Microprinting of liver micro-organ for drug metabolism study.

In their normal in vivo matrix milieu, tissues assume complex well-organized 3D architectures. Therefore, a primary aim in the tissue engineering design process is to fabricate an optimal analog of the in vivo scenario, in which the precise configuration and composition of cells and bioactive matrix components can establish the well-defined biomimetic microenvironments that promote cell-cell and cell-matrix interactions. With the advent and refinements in microfabricated systems which can present physical and chemical cues to cells in a controllable and reproducible fashion unrealizable with conventional tissue culture, high-fidelity, high-throughput in vitro models are achieved. The convergence of solid freeform fabrication (SFF) technologies, namely microprinting, along with microfabrication techniques, a 3D microprinted micro-organ, can serve as an in vitro platform for cell culture, drug screening, or to elicit further biological insights. This chapter firstly details the principles, methods, and applications that undergird the fabrication process development and adaptation of microfluidic devices for the creation of a drug screening model. This model involves the combinatorial setup of an automated syringe-based, layered direct cell writing microprinting process with soft lithographic micropatterning techniques to fabricate a microscale in vitro device housing a chamber of microprinted 3D micro-organ that biomimics the cell's natural microenvironment for enhanced performance and functionality.
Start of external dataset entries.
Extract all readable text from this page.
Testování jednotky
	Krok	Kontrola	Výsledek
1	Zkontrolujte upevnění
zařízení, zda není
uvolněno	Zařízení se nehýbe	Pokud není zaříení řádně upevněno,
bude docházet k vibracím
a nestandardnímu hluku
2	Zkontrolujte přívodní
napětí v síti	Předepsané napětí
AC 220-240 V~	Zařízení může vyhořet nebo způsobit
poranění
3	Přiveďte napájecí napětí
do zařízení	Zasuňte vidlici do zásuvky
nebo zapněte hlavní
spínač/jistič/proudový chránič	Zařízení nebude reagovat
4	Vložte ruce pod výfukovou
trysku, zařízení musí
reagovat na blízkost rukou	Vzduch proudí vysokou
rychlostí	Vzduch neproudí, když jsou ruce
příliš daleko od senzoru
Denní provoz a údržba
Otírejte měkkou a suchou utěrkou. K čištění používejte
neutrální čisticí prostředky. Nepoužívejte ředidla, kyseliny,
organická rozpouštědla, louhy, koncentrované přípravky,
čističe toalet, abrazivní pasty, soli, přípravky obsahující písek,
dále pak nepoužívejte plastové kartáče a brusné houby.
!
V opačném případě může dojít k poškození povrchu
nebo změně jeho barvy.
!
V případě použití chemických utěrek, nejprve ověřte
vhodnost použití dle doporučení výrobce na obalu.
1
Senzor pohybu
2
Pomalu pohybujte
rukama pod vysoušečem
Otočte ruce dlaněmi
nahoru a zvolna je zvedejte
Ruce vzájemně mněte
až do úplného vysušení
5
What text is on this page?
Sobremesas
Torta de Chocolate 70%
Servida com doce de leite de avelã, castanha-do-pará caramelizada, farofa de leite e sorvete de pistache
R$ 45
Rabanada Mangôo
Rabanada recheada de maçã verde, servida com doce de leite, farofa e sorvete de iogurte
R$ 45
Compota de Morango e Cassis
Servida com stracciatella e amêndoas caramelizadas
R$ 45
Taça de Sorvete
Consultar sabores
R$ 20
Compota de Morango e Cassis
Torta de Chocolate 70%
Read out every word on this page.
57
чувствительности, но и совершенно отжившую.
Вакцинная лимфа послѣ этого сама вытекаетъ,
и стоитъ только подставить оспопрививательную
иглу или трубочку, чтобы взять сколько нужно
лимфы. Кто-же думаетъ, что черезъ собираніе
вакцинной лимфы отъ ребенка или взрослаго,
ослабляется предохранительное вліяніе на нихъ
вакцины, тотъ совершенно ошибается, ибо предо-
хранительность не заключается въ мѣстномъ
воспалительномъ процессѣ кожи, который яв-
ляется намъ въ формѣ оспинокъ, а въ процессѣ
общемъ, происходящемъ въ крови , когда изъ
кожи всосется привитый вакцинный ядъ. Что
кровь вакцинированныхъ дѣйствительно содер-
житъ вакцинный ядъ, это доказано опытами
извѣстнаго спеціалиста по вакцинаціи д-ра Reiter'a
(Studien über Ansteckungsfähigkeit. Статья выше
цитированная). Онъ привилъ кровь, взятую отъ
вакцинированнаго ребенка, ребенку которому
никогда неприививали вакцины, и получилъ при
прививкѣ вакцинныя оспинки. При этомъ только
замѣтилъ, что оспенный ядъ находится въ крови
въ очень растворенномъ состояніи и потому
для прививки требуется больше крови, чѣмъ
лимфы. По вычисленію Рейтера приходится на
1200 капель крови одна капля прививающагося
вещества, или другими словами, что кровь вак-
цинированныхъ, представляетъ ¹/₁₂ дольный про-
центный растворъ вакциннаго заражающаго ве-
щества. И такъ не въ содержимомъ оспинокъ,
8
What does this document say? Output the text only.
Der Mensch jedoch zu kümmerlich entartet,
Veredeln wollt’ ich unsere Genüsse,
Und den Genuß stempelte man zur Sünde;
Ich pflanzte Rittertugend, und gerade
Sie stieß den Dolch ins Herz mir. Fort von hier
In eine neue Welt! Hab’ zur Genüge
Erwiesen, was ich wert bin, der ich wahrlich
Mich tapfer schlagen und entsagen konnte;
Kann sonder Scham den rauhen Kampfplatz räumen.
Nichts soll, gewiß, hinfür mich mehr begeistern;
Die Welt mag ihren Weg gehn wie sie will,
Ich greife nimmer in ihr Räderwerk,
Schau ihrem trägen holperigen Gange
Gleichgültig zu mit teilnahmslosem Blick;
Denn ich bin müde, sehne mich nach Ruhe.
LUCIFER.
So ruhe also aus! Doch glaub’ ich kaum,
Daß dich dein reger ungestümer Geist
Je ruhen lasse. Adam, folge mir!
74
In order to assess the structural formability and biological feasibility of such a micro-organ, 3D cell-encapsulated hydrogel-based tissue constructs are microprinted reproducibly in defined design patterns and biologically characterized for both viability and cell-specific function. Another key facet of the in vivo microenvironment that is recapitulated with the in vitro system is the necessary dynamic perfusion of the 3D microscale liver analog with cells probed for their collective drug metabolic function and suitability as a drug metabolism model.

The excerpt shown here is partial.